By way of example, an element, or any portion of an element, or any combination of elements may be implemented with a “processing system” that includes one or more processors. Examples of processors include microprocessors, microcontrollers, digital signal processors (DSPs), field programmable gate arrays (FPGAs), programmable logic devices (PLDs), state machines, gated logic, discrete hardware circuits, and other suitable hardware configured to perform the various functionality described throughout this disclosure. One or more processors in the processing system may execute software. Software shall be construed broadly to mean instructions, instruction sets, code, code segments, program code, programs, subprograms, software modules, applications, software applications, software packages, routines, subroutines, objects, executables, threads of execution, procedures, functions, etc., whether referred to as software, firmware, middleware, microcode, hardware description language, or otherwise.
Accordingly, in one or more aspects, one or more of the functions described may be implemented in hardware, software, firmware, or any combination thereof. If implemented in software, the functions may be stored on or encoded as one or more instructions or code on a computer-readable medium. Computer-readable media includes computer storage media. Storage media may be any available media that can be accessed by a computer. By way of example, and not limitation, such computer-readable media can comprise RAM, ROM, EEPROM, CD-ROM or other optical disk storage, magnetic disk storage or other magnetic storage devices, or any other medium that can be used to carry or store desired program code in the form of instructions or data structures and that can be accessed by a computer. Disk and disc, as used herein, includes compact disc (CD), laser disc, optical disc, digital versatile disc (DVD), and floppy disk where disks usually reproduce data magnetically, while discs reproduce data optically with lasers. Combinations of the above should also be included within the scope of computer-readable media.
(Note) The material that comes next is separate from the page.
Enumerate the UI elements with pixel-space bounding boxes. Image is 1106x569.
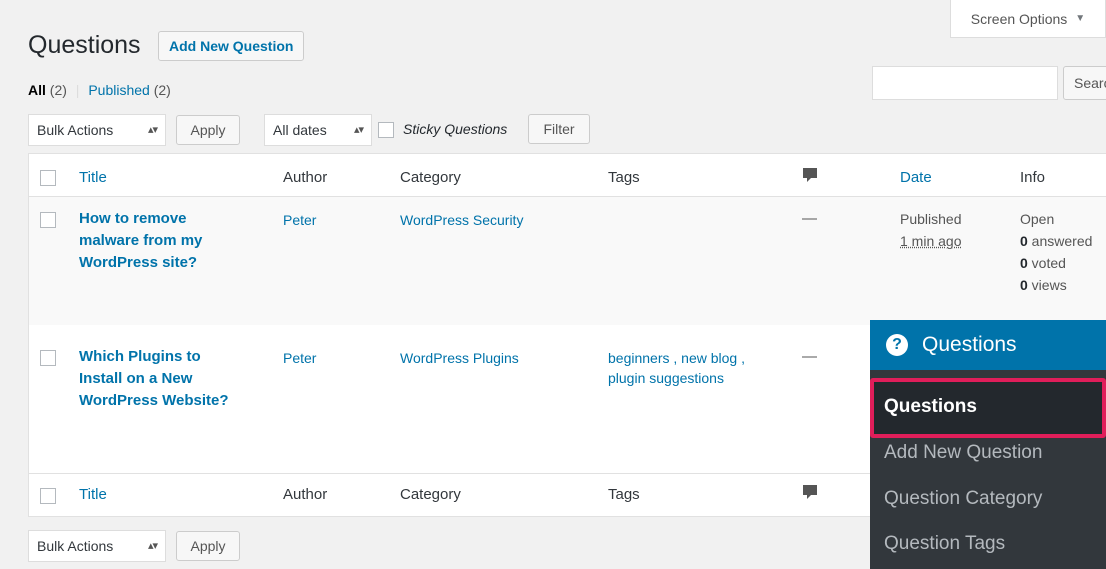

The previous description is provided to enable any person skilled in the art to practice the various aspects described herein. Various modifications to these aspects will be readily apparent to those skilled in the art, and the generic principles defined herein may be applied to other aspects. Thus, the claims are not intended to be limited to the aspects shown herein but is to be accorded the full scope consistent with the language claims, wherein reference to an element in the singular is not intended to mean “one and only one” unless specifically so stated, but rather “one or more.” Unless specifically stated otherwise, the term “some” refers to one or more. All structural and functional equivalents to the elements of the various aspects described herein that are known or later come to be known to those of ordinary skill in the art are expressly included and are intended to be encompassed by the claims. Moreover, nothing disclosed herein is intended to be dedicated to the public regardless of whether such disclosure is explicitly recited in the claims. No claim element is to be construed as a means plus function unless the element is expressly recited using the phrase “means for.”